How to get Visual/Text/Multimodal Embedding from llava Model

Hey there,
Currently I am using Llava model
I want to get Visual/Text/Multimodal Embedding from this model.

model_id = "llava-hf/llava-1.5-7b-hf"
model = LlavaForConditionalGeneration.from_pretrained(
    model_id, 
    torch_dtype=torch.float16, 
    low_cpu_mem_usage=True, 
).to(0)

processor = AutoProcessor.from_pretrained(model_id)

Atleast final Multimodel embedding from the model.
i want these embedding for building text/image search engine using this model

Can anyone pls advice me on this scenerio :grinning:

Thank you

Hi,

You can pass output_hidden_states to the forward method. In that case, the model will include the hidden_states key which contains the final embeddings of the tokens.
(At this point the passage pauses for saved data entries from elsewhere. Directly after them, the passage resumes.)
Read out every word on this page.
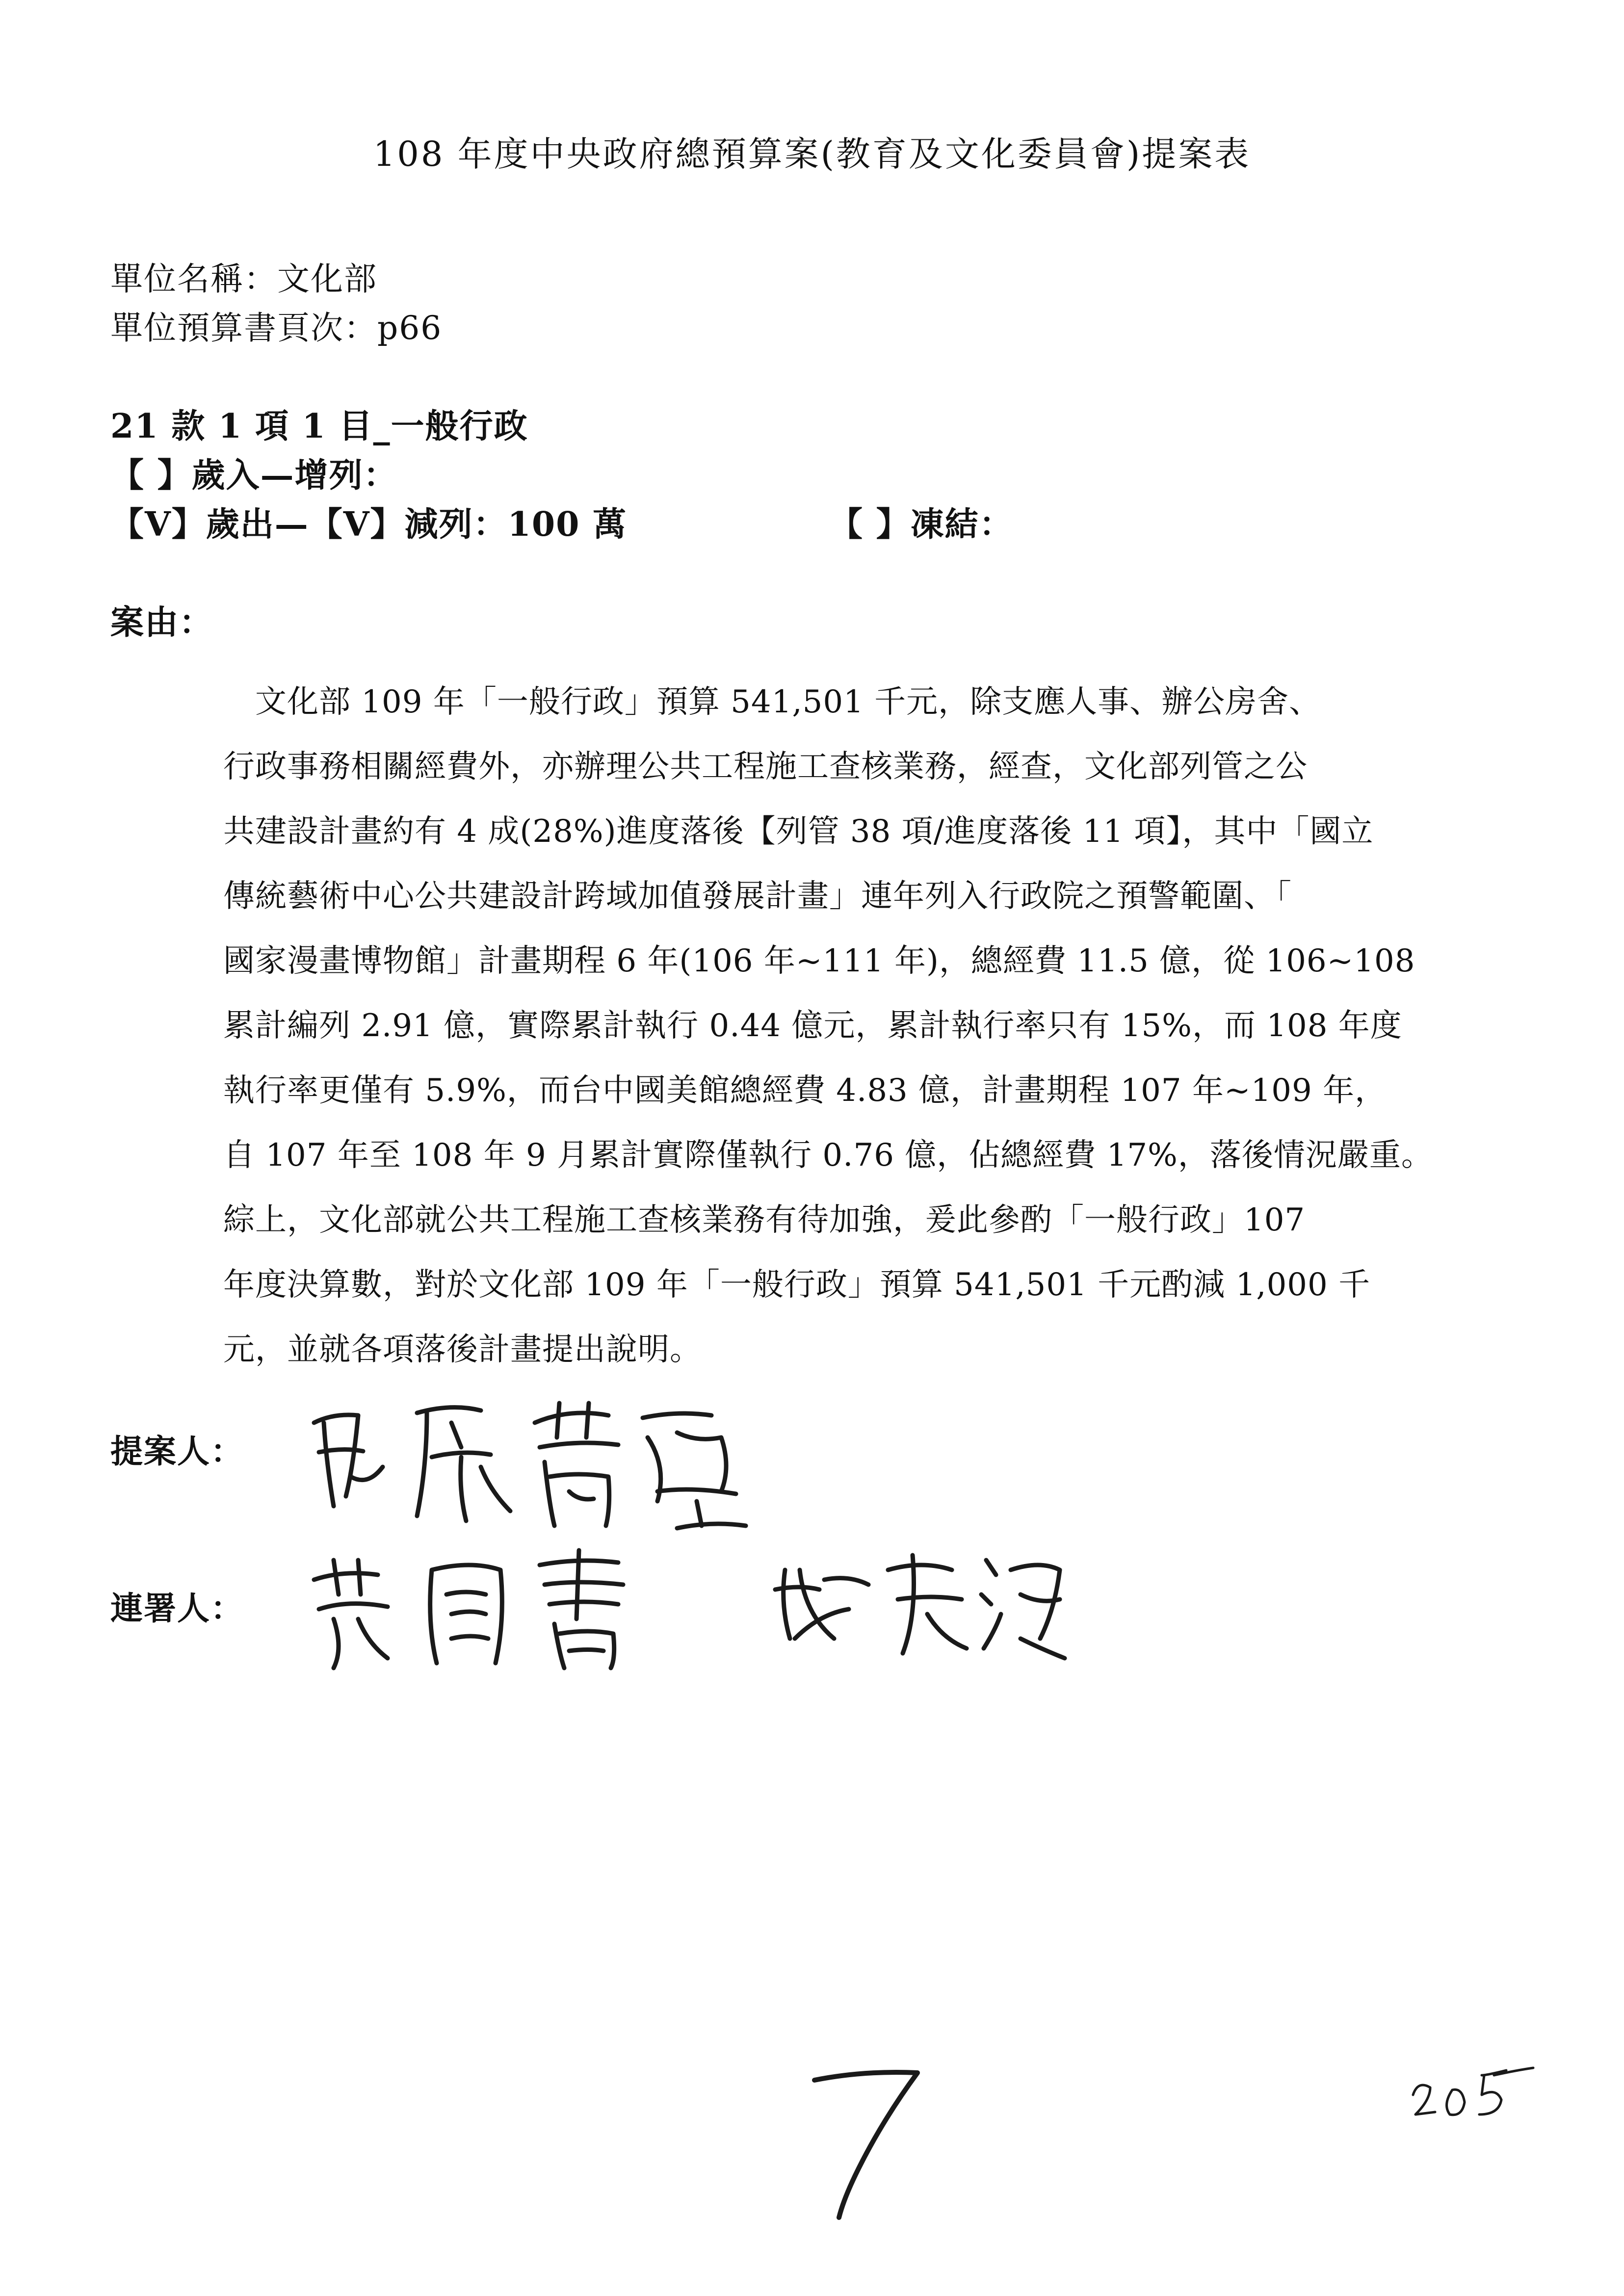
108 年度中央政府總預算案(教育及文化委員會)提案表
單位名稱：文化部
單位預算書頁次：p66
21 款 1 項 1 目_一般行政
【 】歲入—增列：
【V】歲出—【V】減列：100 萬	【 】凍結：
案由：
　文化部 109 年「一般行政」預算 541,501 千元，除支應人事、辦公房舍、
行政事務相關經費外，亦辦理公共工程施工查核業務，經查，文化部列管之公
共建設計畫約有 4 成(28%)進度落後【列管 38 項/進度落後 11 項】，其中「國立
傳統藝術中心公共建設計跨域加值發展計畫」連年列入行政院之預警範圍、「
國家漫畫博物館」計畫期程 6 年(106 年~111 年)，總經費 11.5 億，從 106~108
累計編列 2.91 億，實際累計執行 0.44 億元，累計執行率只有 15%，而 108 年度
執行率更僅有 5.9%，而台中國美館總經費 4.83 億，計畫期程 107 年~109 年，
自 107 年至 108 年 9 月累計實際僅執行 0.76 億，佔總經費 17%，落後情況嚴重。
綜上，文化部就公共工程施工查核業務有待加強，爰此參酌「一般行政」107
年度決算數，對於文化部 109 年「一般行政」預算 541,501 千元酌減 1,000 千
元，並就各項落後計畫提出說明。
提案人：
連署人：
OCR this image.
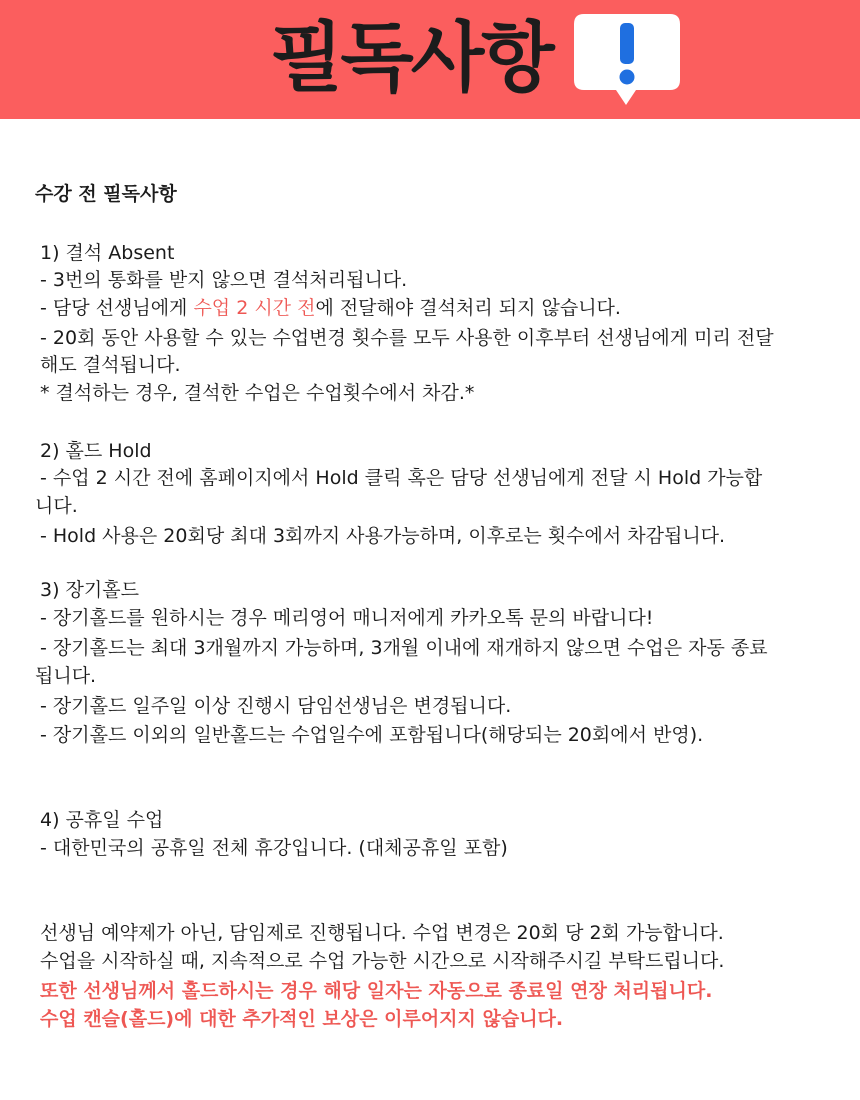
필독사항
수강 전 필독사항
1) 결석 Absent
- 3번의 통화를 받지 않으면 결석처리됩니다.
- 담당 선생님에게 수업 2 시간 전에 전달해야 결석처리 되지 않습니다.
- 20회 동안 사용할 수 있는 수업변경 횟수를 모두 사용한 이후부터 선생님에게 미리 전달
해도 결석됩니다.
* 결석하는 경우, 결석한 수업은 수업횟수에서 차감.*
2) 홀드 Hold
- 수업 2 시간 전에 홈페이지에서 Hold 클릭 혹은 담당 선생님에게 전달 시 Hold 가능합
니다.
- Hold 사용은 20회당 최대 3회까지 사용가능하며, 이후로는 횟수에서 차감됩니다.
3) 장기홀드
- 장기홀드를 원하시는 경우 메리영어 매니저에게 카카오톡 문의 바랍니다!
- 장기홀드는 최대 3개월까지 가능하며, 3개월 이내에 재개하지 않으면 수업은 자동 종료
됩니다.
- 장기홀드 일주일 이상 진행시 담임선생님은 변경됩니다.
- 장기홀드 이외의 일반홀드는 수업일수에 포함됩니다(해당되는 20회에서 반영).
4) 공휴일 수업
- 대한민국의 공휴일 전체 휴강입니다. (대체공휴일 포함)
선생님 예약제가 아닌, 담임제로 진행됩니다. 수업 변경은 20회 당 2회 가능합니다.
수업을 시작하실 때, 지속적으로 수업 가능한 시간으로 시작해주시길 부탁드립니다.
또한 선생님께서 홀드하시는 경우 해당 일자는 자동으로 종료일 연장 처리됩니다.
수업 캔슬(홀드)에 대한 추가적인 보상은 이루어지지 않습니다.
However, note that the embeddings of a model like LLaVa aren’t optimal for retrieval systems, which is not what the model has been trained for. For that I’d recommend multimodal models such as CLIP and SigLIP. There’s also the recent ColPaLi work which obtains substantial performance improvements (it extends the ColBERT model to multimodal use cases).

Hey @nielsr
Thanks for this information that very useful :grinning:
I want build conversational multimodel product search. So that only chose LLaVa model which is more conversational compare to other models

Took some referrence for this qdrant multimodel search implementation:
https://docs.llamaindex.ai/en/latest/examples/multi_modal/ollama_cookbook/

Can you pls advice me if you have any idea on conversational multimodel search. :grinning: